Ed io, senza battere ciglio, risponderei: «La didattica collaborativa, metodo con il quale le conoscenze e le competenze di ognuno possono essere messe alla prova, gli obiettivi verificati, le risorse condivise».
«Tutto qui? La collaborazione?», chiederebbe inclinando la testa.
«Le sembra poco? La collaborazione in presenza e a distanza in rete può diventare il metodo per costruire una comunità di studenti e formatori e consegnare il processo di apprendimento alla sua vera dimensione, che è quella sociale».
A questo punto gli occhi del mio il mio interlocutore si farebbero più espressivi: «Belle parole… – direbbe – ma occorrerebbero… computer su ogni banco, sistemi di comunicazione efficienti e veloci, personale qualificato…»
«Certo, – risponderei – i principi della didattica collaborativa sono basati sulla comunicazione, l’elaborazione, la riflessione, l’iniziativa personale e la creatività».

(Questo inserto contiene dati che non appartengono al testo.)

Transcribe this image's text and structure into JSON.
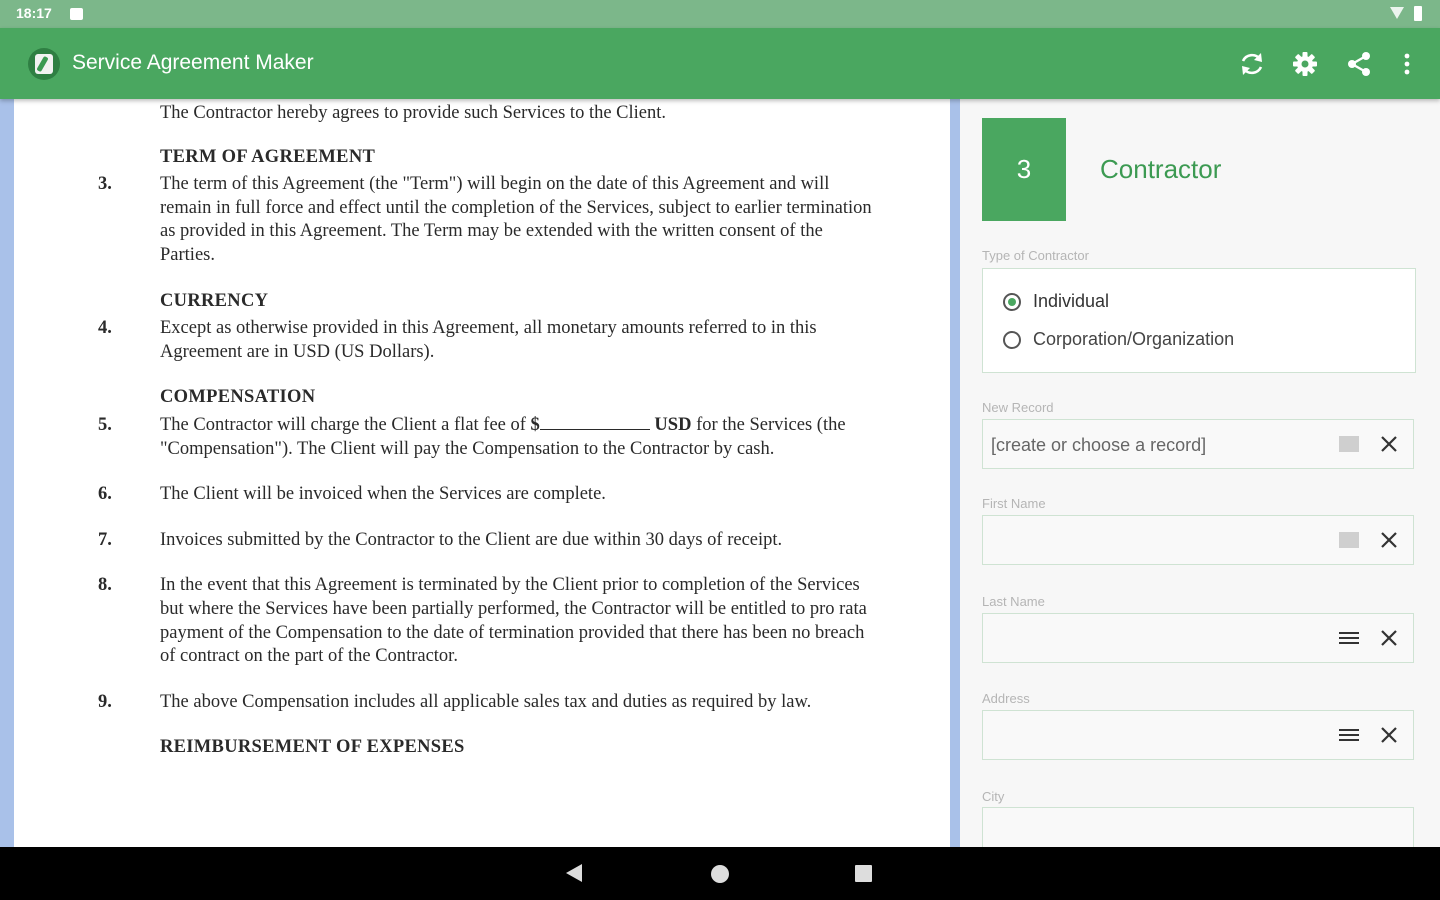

«Ho capito… la scuola sarebbe più vicina al mondo reale, dove tutto di solito si svolge a livello sociale e collaborativo ma… a scuola c’è il problema della valutazione, – sentenzierebbe il mio intervistatore, certo di aver trovato il punto debole della mia proposta, – chi valuterebbe i processi di apprendimento e gli obiettivi raggiunti?».
Ed io: «La soluzione sta nella documentazione. Se il processo educativo dell’alunno fosse illustrato da una precisa e visibile documentazione delle esperienze e delle competenze conseguite, la valutazione finale si risolverebbe in una certificazione semplice e automatica. La documentazione è il nucleo irrinunciabile di ogni livello, di ogni momento dell’apprendimento».
«Bellissimo, – direbbe il mio interlocutore, – ma… la scuola è pronta per tutto questo?».
Eccola là. Crudele, implacabile, la vera domanda che potrebbe mettermi con le spalle al muro. La scuola è pronta?
«Che intende con la parola “Scuola”? – risponderei – Il Ministero? I dirigenti? Gli insegnanti? Gli alunni? I genitori? Come si fa a dire la Scuola è o non è pronta a operare in modo coerente, efficiente, per rispondere ai dettami del costruttivismo e fare della comunicazione e della collaborazione il centro della didattica; a rendere ogni istituto non più cittadella del sapere ma un centro servizi aggiornato e aperto?
Non so se la Scuola è pronta, ma lo sono migliaia di insegnanti. E milioni di studenti sono in sintonia con questo tipo di didattica».
«Quindi molti insegnanti sono pronti secondo lei?», sarebbe la sua nota con accento beffardo.
«Molti insegnanti e dirigenti non solo sono pronti, ma sono in azione e sono disponibili a rappresentare un esempio per colleghi che ancora vivono la scuola secondo principi superati».
A questo punto il mio intervistatore aggiungerebbe la sua battuta finale: «E… l’insegnante… in tutto questo processo, secondo lei… dovrebbe diventare addirittura trasparente?».
«Certo, – risponderei – trasparente, come l’aria che respiriamo».